Well I already found the offsets of dsp1 within home menu code.bin, so I'm looking forward to seeing lzss decompression added to godmode9 eventually. Other than that I basically have the new process and scripts done. Down to 1 script now and a time of 2:05. After the addition of lzss decompression gets added I don't think there would be anything more I could do to improve the process.
I'll either release what I have when it gets the changes used gets added to an official release, or I my have to change the script a bit depending on if d0k3 changes the way sd unmounting/mounting is enabled or if lzss decompress gets added as well.

Keep in mind that the folder and offset for DSP1 will vary depending on what region the 3DS is.

 

[TheCyberQuake]

Keep in mind that the folder and offset for DSP1 will vary depending on what region the 3DS is.

Hopefully d0k3 will add some kind of script flow control in the future. It would greatly help if something like goto or if then statements were implemented. That way I could potentially use the find command to figure out which region the console is, except it would need to be edited to simply return NULL instead of aborting script. Because unless I'm missing something, there is no good way to do that with current commands unless I create separate scripts for each region.

 

[DocKlokMan]

Hopefully d0k3 will add some kind of script flow control in the future. It would greatly help if something like goto or if then statements were implemented. That way I could potentially use the find command to figure out which region the console is, except it would need to be edited to simply return NULL instead of aborting script. Because unless I'm missing something, there is no good way to do that with current commands unless I create separate scripts for each region.
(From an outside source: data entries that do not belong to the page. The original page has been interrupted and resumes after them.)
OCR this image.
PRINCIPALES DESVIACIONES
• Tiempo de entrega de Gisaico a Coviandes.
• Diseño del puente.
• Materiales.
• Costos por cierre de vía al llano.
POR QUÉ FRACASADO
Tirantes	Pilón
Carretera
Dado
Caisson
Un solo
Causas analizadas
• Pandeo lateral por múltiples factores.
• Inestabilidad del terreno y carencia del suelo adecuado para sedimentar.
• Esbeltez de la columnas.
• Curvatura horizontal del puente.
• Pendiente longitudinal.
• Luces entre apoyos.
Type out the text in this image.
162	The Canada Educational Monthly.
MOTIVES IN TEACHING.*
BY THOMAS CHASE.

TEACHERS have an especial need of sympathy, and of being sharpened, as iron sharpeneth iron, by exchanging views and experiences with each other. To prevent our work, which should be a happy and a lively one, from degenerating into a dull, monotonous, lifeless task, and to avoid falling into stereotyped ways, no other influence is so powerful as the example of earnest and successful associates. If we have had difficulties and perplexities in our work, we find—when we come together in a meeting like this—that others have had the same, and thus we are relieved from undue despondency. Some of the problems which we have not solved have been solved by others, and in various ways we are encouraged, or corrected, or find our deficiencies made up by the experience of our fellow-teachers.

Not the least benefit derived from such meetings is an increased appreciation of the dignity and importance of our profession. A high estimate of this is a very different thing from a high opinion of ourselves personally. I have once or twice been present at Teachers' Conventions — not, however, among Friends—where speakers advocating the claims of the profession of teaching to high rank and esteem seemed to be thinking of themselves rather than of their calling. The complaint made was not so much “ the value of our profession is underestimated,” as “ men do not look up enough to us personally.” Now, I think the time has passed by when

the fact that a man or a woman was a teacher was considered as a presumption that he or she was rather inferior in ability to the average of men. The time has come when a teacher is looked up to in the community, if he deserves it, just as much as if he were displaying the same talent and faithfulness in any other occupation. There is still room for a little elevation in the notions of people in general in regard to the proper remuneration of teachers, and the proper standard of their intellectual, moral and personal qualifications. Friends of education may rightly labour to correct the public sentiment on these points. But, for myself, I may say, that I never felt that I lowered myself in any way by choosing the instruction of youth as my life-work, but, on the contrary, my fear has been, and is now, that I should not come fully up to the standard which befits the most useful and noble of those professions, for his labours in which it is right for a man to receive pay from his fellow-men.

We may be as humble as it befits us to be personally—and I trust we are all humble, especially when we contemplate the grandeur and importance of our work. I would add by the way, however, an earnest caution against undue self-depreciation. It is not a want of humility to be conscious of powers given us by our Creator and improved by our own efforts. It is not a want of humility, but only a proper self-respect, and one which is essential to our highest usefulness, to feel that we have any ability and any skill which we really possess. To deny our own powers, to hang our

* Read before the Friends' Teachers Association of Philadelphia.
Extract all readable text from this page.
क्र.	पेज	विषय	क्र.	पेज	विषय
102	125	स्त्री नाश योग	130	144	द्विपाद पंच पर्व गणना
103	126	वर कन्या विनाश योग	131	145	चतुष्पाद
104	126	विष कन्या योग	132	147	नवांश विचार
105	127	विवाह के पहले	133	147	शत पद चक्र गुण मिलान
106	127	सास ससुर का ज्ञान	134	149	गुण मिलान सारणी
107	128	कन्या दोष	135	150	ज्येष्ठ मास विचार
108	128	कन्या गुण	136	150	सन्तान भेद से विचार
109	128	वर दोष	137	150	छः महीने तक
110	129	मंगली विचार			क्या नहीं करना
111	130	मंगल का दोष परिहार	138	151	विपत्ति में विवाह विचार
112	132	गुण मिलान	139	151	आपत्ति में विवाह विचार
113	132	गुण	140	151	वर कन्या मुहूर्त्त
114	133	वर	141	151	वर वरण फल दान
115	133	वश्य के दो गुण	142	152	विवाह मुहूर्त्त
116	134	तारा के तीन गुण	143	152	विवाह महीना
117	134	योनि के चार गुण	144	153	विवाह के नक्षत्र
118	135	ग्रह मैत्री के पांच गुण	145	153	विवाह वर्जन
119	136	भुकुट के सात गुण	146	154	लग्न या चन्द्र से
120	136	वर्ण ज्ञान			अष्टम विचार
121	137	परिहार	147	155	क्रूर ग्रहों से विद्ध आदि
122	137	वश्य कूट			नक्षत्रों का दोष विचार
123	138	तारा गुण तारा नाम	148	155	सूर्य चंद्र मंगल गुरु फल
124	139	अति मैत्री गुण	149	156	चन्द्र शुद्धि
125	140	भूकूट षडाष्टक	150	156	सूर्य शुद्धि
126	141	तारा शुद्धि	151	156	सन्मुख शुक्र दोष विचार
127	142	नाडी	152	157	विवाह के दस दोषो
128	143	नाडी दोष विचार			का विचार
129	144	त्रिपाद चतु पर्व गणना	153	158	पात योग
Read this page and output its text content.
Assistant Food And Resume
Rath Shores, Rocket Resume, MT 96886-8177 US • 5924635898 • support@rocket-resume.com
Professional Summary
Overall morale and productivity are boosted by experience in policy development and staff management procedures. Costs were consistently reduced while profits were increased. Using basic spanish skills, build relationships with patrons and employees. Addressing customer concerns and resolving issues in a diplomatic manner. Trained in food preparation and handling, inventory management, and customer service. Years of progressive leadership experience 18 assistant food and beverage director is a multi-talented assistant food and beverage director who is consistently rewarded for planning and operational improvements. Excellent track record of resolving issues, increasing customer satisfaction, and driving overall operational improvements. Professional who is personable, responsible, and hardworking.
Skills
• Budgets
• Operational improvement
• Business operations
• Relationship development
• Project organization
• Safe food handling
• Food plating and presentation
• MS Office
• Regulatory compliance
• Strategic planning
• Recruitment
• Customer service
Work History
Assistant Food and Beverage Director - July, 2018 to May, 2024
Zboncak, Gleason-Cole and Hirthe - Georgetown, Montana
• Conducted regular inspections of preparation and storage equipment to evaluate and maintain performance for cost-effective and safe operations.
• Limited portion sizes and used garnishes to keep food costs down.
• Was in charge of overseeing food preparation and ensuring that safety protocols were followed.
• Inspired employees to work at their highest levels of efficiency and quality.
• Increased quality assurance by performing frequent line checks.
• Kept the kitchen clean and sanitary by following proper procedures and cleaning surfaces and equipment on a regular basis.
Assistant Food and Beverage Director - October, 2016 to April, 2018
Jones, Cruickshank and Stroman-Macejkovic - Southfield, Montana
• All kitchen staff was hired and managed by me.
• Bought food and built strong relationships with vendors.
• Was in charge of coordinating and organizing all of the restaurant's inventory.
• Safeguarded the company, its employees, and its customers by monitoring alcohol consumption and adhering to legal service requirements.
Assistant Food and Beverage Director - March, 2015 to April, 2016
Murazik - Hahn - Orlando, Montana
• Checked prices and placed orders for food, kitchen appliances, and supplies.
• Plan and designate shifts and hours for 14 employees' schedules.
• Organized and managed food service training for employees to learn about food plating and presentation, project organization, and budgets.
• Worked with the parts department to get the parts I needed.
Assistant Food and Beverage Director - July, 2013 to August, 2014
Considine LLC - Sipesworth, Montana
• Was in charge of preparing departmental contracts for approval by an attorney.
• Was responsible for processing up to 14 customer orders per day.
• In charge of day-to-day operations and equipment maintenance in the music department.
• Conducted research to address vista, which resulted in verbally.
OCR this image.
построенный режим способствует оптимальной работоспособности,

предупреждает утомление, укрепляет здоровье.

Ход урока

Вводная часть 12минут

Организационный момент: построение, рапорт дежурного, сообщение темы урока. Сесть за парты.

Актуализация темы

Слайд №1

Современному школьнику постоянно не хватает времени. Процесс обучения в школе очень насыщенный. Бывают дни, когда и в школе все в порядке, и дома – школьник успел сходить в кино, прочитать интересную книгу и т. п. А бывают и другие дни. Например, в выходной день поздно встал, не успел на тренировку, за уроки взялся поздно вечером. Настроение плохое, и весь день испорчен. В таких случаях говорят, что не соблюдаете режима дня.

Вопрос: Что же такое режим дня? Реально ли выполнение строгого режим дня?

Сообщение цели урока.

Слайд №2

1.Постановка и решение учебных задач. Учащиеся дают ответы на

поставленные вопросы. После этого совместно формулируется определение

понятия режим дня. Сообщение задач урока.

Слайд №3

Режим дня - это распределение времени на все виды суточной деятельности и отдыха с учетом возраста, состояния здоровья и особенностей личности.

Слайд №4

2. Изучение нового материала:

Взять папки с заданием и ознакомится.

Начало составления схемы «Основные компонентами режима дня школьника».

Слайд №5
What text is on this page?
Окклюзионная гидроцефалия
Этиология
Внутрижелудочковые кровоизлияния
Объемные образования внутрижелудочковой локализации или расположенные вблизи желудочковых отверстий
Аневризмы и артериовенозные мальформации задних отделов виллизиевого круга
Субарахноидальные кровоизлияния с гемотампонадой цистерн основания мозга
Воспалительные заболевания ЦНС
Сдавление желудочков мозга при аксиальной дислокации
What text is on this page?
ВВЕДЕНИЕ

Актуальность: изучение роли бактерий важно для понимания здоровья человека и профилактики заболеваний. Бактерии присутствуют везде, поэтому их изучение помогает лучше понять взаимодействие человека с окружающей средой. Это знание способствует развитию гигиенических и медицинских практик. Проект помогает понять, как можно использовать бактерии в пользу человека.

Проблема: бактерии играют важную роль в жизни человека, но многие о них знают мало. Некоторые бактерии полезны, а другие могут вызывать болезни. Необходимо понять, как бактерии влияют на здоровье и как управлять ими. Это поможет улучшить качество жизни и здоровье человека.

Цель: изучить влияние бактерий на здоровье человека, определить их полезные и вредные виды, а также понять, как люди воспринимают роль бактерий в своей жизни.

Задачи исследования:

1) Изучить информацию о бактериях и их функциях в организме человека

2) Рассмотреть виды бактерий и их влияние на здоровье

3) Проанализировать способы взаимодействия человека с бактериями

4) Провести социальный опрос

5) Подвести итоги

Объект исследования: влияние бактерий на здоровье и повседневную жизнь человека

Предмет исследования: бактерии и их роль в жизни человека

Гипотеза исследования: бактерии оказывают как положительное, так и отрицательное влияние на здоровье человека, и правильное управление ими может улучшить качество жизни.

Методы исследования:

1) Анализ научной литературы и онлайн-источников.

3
The folder names for the Home Menu differ drastically but the folder names for System Setting only differ by one letter. So finding the file would be easy just by doing:

find 1:/title/00040010/0002?000 SETTINGS
find $[SETTINGS]/content/0000004d.app SETTINGS
imgmount $[SETTINGS]
find G:/exefs/code.bin CODE               # when LZSS decompression is available
inject $[CODE]@x:y 0:/3ds/dspfirm.cdc     # issue here is offsets X&Y may differ
imgumount

 

[TheCyberQuake]

The folder names for the Home Menu differ drastically but the folder names for System Setting only differ by one letter. So finding the file would be easy just by doing:

find 1:/title/00040010/0002?000 SETTINGS
find $[SETTINGS]/content/0000004d.app SETTINGS
imgmount $[SETTINGS]
find G:/exefs/code.bin CODE               # when LZSS decompression is available
inject $[CODE]@x:y 0:/3ds/dspfirm.cdc     # issue here is offsets X&Y may differ
imgumount

For USA/EUR/JPN regions apparently the .code file is identical for mset (system settings), so the offset shouldn't be different between those three regions. So at the very least I could add automatic dspfirm.cdc dumping for the three main regions before we get some kind of flow control.